Cet officier supérieur avait osé critiquer "l'intégration de la gendarmerie au Ministère de l'Intérieur" début 2010 ( http://www.leparisien.fr/reactions/flash-actualite-politique.php?article=gendarmerie-un-colonel-critique-l-integration-au-ministere-de-l-interieur-12-03-2010-846189&page=0#reagir ).Il fut rapidement fustigé par les responsables du ministère de la Défense, et rapidement remplacé dans ses fonctions par le lieutenant-colonel Emmanuel Josse, officier supérieur beaucoup plus docile.

Pour faire taire les officiers contestataires : sanctions et mutations

Cette nouvelle affaire au sein de la gendarmerie française survenait après les sanctions infligées en 2008 et 2009 au chef d'escadron de gendarmerie Jean-Hugues Mattelly, qui avait osé s'exprimer publiquement de manière critique envers le gouvernement et la Gendarmerie nationale. Une fois le chef d'escadron Mattelly neutralisé, le ministre de la Défense et l'état-major croyaient "l'incendie éteint".

Comme indiqué sur  Armées Françaises : le colonel Goya défie le ministre G. Longuet ,en ce mois de juin 2011, c'est un officier supérieur de l'armée de terre, le colonel Goya, qui brosse un tableau catastrophique du moral des soldats. Parus dans l'édition du Figaro du 22 juin , ces propos du colonel Michel Goya, membre de l'Institut de recherche stratégique de l'Ecole militaire (IRSEM), ont suscité la réaction, le 22 juin 2011, du ministre de la défense Gérard Longuet.

Le ministre de la Défense Gérard Longuet est confronté à une situation léguée par ses prédécesseurs au ministère de la Défense. Comme le Général Marcel Bigeard en 1975 (  Bigeard, l'éternel combattant ), l'homme politique Lorrain Gérard Longuet a une capacité d'écoute et d'organisation.

Gérard Longuet a adressé, dès le début d'après-midi du 22 juin, un communiqué , destiné à répondre à l'article. On peut y lire que"Gérard Longuet tient à réagir vivement à l'article paru ce jour dans Le Figaro concernant l'armée française et les conséquences de son engagement sur les différents théâtres d'opérations. Il dénonce des amalgames infondés et de sérieuses lacunes stratégiques....". Lire  Armées Françaises : le colonel Goya défie le ministre G. Longuet 

Lire aussi  Armées : le mouvement de protestation lancé par les gendarmes ! | Suite101.fr   http://www.suite101.fr/content/armees--le-mouvement-de-protestation-lance-par-les-gendarmes--a29403#ixzz1QHUBvQGW

Le réquisitoire du colonel Espie contre l'intégration des gendarmes au sein du ministère de l'intérieur

L'importance du malaise ressenti au sein de la gendarmerie est décrit dans le courrier rédigé par le colonel Espie et adressé au préfet de l'Ardèche Amaury de Saint-Quentin, ancien député-suppléant UMP et ancien vice-président de conseil général UMP :

« Je n’avais pas l’intention de m’exprimer sur le sujet de l’intégration de la gendarmerie au sein du MIOMCT. Il s’agit d’une décision politique. En ma qualité de soldat et d’officier des armes, je la mets en application sans état d’âme et avec discipline intellectuelle.
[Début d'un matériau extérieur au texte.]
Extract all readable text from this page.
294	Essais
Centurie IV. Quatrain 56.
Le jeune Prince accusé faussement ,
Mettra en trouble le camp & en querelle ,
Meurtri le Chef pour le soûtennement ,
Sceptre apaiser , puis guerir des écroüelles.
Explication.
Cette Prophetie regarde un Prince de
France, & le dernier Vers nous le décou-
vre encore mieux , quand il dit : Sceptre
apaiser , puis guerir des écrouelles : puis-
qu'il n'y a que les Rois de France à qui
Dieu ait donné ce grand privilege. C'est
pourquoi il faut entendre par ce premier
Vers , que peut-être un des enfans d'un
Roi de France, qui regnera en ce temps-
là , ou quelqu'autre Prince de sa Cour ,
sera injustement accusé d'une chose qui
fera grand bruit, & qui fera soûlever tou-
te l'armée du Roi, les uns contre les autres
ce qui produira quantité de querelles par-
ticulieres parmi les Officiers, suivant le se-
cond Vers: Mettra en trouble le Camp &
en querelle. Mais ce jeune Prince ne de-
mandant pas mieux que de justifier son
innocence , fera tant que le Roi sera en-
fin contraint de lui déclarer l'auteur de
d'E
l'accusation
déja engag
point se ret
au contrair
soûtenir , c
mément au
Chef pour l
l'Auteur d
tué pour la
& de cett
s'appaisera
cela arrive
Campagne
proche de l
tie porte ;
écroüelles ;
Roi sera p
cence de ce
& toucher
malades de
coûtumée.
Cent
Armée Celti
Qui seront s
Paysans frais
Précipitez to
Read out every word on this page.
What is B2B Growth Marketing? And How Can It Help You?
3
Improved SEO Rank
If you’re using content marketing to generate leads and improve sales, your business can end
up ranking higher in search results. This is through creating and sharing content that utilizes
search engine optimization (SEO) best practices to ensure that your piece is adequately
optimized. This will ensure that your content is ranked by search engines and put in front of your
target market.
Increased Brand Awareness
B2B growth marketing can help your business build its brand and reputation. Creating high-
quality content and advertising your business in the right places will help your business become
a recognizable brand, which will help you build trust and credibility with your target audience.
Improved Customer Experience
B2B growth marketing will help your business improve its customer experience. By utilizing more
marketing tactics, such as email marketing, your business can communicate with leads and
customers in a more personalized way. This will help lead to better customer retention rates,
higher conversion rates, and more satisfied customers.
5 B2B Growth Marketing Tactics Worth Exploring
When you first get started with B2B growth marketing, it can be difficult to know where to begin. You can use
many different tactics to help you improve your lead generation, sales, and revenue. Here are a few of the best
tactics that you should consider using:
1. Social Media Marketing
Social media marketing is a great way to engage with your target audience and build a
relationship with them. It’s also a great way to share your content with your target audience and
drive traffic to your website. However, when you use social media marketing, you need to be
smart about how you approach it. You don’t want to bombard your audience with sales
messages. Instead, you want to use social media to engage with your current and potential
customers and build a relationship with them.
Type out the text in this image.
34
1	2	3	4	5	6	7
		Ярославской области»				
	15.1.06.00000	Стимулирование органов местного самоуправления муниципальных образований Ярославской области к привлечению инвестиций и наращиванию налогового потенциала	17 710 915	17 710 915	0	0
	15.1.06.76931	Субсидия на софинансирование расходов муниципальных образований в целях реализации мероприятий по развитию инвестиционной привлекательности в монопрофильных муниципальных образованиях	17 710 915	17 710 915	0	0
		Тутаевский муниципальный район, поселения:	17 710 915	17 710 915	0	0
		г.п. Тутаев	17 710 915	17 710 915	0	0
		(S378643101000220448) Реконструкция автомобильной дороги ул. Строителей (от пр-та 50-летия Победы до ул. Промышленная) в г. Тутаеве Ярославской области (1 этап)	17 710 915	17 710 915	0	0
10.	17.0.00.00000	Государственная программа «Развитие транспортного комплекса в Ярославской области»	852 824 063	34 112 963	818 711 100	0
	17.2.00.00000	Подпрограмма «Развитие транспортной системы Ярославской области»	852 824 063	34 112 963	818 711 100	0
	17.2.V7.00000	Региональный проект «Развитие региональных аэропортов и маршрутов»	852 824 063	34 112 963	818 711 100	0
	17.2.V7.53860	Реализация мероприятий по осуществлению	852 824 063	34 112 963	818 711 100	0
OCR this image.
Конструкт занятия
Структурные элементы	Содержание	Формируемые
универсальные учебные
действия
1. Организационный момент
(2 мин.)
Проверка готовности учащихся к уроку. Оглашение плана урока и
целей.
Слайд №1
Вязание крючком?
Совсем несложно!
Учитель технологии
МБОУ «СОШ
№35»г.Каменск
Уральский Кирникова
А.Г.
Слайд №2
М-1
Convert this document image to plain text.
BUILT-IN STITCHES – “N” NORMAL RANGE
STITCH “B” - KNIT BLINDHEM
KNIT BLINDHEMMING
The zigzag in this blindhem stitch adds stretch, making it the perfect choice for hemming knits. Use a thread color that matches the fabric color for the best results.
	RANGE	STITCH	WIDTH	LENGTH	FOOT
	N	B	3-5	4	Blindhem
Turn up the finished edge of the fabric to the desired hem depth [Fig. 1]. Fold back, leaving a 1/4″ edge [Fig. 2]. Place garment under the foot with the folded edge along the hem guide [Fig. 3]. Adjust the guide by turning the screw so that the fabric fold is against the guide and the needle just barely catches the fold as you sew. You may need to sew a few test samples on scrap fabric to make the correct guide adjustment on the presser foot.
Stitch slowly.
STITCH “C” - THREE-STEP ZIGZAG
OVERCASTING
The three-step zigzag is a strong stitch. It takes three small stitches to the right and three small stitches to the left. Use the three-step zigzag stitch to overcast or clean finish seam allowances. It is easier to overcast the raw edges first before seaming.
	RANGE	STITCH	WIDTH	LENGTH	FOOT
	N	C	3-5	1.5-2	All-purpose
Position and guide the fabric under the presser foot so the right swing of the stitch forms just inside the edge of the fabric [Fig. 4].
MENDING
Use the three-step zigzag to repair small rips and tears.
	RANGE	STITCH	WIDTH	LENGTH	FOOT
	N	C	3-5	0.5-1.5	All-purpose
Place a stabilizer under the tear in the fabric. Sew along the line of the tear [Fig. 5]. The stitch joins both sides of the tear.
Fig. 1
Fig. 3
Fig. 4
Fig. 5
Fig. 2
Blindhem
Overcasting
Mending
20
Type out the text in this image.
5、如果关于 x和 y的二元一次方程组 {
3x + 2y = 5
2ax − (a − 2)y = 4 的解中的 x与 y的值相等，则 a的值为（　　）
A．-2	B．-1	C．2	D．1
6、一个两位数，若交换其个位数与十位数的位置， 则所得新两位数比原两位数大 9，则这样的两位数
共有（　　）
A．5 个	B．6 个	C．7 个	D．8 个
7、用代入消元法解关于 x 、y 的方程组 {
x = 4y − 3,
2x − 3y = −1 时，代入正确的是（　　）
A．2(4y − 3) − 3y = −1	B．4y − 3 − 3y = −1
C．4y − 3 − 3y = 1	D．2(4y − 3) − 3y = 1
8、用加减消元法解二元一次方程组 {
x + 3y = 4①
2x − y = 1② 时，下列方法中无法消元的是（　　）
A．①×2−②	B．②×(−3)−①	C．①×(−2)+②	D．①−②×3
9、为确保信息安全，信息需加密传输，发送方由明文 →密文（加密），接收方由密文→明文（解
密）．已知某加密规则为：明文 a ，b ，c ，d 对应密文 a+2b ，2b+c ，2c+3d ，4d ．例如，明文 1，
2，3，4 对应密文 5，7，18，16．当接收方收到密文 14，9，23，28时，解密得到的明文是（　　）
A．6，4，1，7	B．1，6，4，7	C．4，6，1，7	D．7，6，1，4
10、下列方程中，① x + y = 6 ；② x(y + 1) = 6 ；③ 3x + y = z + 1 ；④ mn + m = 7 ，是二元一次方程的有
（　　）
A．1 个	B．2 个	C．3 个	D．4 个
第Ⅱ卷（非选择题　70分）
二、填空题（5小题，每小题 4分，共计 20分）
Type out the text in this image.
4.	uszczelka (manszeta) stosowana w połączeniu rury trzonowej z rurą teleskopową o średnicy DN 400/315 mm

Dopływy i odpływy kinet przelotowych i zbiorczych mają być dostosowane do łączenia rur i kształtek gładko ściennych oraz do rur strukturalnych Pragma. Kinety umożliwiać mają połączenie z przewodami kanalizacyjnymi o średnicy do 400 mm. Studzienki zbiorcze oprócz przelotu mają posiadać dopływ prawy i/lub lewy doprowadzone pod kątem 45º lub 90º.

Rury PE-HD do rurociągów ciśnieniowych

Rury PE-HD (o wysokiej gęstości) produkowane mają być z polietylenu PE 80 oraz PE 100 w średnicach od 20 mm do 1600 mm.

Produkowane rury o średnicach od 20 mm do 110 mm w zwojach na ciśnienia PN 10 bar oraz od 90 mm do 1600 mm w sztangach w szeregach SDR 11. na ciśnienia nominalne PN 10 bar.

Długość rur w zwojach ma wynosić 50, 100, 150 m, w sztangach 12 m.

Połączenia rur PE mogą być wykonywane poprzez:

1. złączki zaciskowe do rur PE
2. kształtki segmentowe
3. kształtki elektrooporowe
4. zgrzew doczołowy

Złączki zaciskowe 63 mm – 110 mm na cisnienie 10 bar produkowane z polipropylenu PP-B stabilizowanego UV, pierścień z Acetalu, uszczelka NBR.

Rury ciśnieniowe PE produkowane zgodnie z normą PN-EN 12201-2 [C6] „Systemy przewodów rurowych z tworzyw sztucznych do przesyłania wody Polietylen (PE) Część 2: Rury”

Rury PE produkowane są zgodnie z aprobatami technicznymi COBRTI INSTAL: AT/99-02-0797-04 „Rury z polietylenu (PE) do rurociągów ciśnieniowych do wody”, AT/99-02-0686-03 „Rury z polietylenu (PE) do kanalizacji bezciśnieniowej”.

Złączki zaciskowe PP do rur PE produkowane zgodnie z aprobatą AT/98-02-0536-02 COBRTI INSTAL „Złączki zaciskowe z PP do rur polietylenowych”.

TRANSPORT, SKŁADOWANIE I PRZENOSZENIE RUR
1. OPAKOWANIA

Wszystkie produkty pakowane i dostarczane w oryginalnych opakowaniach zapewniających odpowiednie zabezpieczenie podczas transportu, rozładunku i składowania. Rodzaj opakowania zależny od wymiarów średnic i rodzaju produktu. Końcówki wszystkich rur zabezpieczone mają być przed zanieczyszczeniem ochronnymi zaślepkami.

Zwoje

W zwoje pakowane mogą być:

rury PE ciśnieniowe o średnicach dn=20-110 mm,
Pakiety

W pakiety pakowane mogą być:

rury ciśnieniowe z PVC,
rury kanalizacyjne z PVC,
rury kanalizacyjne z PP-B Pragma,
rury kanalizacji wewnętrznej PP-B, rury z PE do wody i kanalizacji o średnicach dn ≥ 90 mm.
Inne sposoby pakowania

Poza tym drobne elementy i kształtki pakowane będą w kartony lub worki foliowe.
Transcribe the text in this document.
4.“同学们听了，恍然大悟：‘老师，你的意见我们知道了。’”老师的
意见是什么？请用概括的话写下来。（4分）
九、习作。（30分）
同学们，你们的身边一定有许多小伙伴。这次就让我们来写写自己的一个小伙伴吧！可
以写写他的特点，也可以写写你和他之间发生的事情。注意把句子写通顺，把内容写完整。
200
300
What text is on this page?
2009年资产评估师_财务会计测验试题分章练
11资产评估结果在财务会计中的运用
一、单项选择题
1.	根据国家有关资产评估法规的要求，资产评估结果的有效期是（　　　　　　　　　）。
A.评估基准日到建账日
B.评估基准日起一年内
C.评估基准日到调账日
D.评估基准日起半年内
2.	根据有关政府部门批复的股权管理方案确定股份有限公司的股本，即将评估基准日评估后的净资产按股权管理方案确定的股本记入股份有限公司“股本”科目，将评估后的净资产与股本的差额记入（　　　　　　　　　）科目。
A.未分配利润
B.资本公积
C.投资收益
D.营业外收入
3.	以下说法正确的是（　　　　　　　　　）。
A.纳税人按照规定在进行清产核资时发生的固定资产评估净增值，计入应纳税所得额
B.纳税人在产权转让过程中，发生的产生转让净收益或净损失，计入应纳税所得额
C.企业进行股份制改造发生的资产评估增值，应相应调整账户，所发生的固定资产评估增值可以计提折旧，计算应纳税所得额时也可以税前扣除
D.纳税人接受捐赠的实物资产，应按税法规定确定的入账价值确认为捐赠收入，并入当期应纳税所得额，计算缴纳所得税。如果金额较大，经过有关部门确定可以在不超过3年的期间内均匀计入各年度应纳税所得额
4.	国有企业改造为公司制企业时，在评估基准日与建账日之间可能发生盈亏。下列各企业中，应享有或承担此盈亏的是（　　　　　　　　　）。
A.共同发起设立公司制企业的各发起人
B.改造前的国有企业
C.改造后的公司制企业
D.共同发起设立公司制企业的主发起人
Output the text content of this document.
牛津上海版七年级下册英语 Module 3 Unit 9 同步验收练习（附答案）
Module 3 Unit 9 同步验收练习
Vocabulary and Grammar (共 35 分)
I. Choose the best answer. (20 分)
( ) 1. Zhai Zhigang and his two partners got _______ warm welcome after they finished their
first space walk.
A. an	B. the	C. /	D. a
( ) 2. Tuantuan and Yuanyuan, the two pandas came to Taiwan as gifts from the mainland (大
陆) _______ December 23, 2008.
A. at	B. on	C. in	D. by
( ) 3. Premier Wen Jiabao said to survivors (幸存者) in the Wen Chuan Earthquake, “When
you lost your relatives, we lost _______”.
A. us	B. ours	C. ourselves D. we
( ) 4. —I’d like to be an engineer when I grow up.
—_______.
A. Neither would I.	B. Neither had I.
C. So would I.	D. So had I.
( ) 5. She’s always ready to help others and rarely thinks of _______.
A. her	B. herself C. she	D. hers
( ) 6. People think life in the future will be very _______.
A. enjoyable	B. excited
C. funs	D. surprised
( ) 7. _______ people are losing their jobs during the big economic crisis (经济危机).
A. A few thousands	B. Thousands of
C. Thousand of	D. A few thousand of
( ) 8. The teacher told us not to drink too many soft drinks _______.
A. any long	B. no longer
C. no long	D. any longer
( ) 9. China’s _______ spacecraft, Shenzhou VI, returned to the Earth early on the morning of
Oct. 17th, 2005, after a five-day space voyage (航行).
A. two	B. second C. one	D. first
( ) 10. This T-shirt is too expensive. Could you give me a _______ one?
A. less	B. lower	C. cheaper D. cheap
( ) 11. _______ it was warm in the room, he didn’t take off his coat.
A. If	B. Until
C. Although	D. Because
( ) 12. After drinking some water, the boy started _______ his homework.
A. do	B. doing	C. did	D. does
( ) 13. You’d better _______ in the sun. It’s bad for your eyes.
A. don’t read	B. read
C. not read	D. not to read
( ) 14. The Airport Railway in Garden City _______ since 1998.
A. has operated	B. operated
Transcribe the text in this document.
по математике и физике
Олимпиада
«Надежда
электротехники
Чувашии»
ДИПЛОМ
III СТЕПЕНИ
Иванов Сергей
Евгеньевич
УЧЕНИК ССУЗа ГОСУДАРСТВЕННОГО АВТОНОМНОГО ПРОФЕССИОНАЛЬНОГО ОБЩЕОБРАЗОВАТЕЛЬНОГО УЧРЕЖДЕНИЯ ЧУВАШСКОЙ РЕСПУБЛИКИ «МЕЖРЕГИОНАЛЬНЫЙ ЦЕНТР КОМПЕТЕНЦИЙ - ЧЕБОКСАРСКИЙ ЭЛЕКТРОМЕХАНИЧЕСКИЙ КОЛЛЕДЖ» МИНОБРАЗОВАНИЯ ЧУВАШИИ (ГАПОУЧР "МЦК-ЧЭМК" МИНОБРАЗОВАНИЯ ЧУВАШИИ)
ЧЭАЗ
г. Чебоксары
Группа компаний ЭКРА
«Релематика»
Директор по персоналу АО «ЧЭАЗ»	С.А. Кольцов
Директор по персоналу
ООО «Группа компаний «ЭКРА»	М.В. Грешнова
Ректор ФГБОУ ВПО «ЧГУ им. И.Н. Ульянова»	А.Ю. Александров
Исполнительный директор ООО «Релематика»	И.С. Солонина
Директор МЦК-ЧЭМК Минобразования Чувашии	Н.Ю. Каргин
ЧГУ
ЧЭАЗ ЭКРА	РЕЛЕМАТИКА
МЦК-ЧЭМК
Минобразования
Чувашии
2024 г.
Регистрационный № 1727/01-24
"Néanmoins puisqu’on me demande mon avis, je le donne et comme habituellement sans langue de bois. De ce qu’il me remonte du terrain, l’intégration de la gendarmerie au Ministère de l’intérieur n’est pas particulièrement bien vécue par les personnels de l’Arme qui n’y trouvent aucun intérêt ni aucune plus value."

"Le sentiment de mes gendarmes est à la résignation"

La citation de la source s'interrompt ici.